Department of Anesthesiology and Pain Medicine and Anesthesia and Pain Research Institute, Yonsei University College of Medicine, Seoul, Republic of Korea.
Neurosci Lett. 2009 Nov 13;465(2):147-50. doi: 10.1016/j.neulet.2009.09.021. Epub 2009 Sep 16.
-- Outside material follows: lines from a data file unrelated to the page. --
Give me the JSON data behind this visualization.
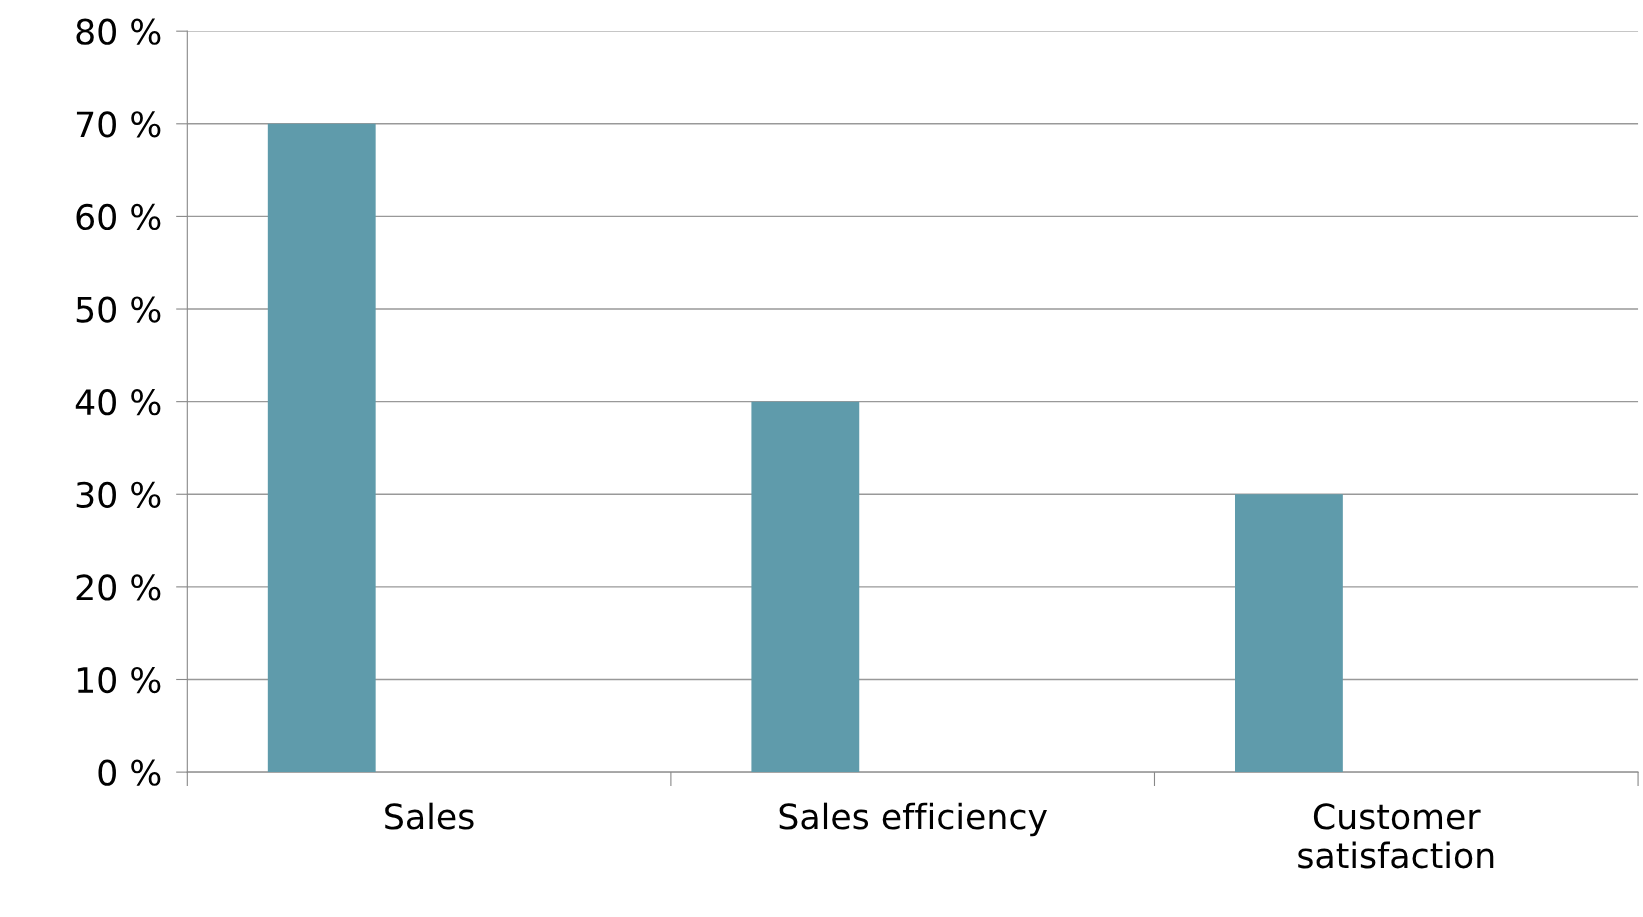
{
  "chart_data": {
    "type": "bar",
    "categories": [
      "Sales",
      "Sales efficiency",
      "Customer\nsatisfaction"
    ],
    "values": [
      70,
      40,
      30
    ],
    "color": "#5f9bab",
    "ylim": [
      0,
      80
    ],
    "yticks": [
      {
        "value": 0,
        "label": "0 %"
      },
      {
        "value": 10,
        "label": "10 %"
      },
      {
        "value": 20,
        "label": "20 %"
      },
      {
        "value": 30,
        "label": "30 %"
      },
      {
        "value": 40,
        "label": "40 %"
      },
      {
        "value": 50,
        "label": "50 %"
      },
      {
        "value": 60,
        "label": "60 %"
      },
      {
        "value": 70,
        "label": "70 %"
      },
      {
        "value": 80,
        "label": "80 %"
      }
    ],
    "grid": "y",
    "legend": false
  }
}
5-Hydroxytryptamine type 3 (5-HT(3)) receptor is modulated by general anesthetics and regarded as a possible site of anesthetic adverse action. Although two amino acids located in transmembrane (TM) 2 and TM3 of LGICs were reported as critical for allosteric modulation by anesthetics and alcohols, other residues could regulate anesthetic modulation. Earlier studies identified the role of glutamate 129 and phenylalanine 130 in the non-TM extracellular region in the agonist binding and coupling in the 5-HT(3A) receptor. We investigated whether these non-TM amino acids are involved in desflurane and propofol modulation of the 5-HT(3A) receptor in mutant 5-HT(3A) receptors (mutants) expressed in Xenopus laevis oocytes. E129D and F130Y mutants were functionally expressed but E129Y and F130S mutants were not gated by serotonin. The wild type and F130Y mutants demonstrated positive modulation by desflurane at 6 and 12vol.%. In contrast, E129D mutants were inhibited by desflurane in a concentration dependent manner. Propofol (1-100 microM) demonstrated depression of the currents in all receptors examined. These findings suggest the role of non-TM residues in the extracellular domain in the anesthetic modulation of the 5-HT(3A) receptor.
5-羟色胺 3(5-HT(3))受体被全身麻醉剂调节,被认为是麻醉不良反应的可能部位。虽然位于 LGICs 的跨膜(TM)2 和 TM3 中的两个氨基酸被报道为麻醉剂和醇的变构调节的关键,但其他残基也可以调节麻醉剂的调节。早期的研究确定了非 TM 细胞外区域中谷氨酸 129 和苯丙氨酸 130 在 5-HT(3A)受体的激动剂结合和偶联中的作用。我们研究了这些非 TM 氨基酸是否参与了氟烷和异丙酚对在非洲爪蟾卵母细胞中表达的 5-HT(3A)受体的调制。E129D 和 F130Y 突变体可被功能表达,但 E129Y 和 F130S 突变体不能被 5-羟色胺门控。野生型和 F130Y 突变体对氟烷的 6 和 12vol。%表现出正调节。相比之下,E129D 突变体被氟烷以浓度依赖性方式抑制。丙泊酚(1-100μM)显示所有被检查的受体电流的抑制。这些发现表明非 TM 残基在细胞外结构域在 5-HT(3A)受体的麻醉调节中的作用。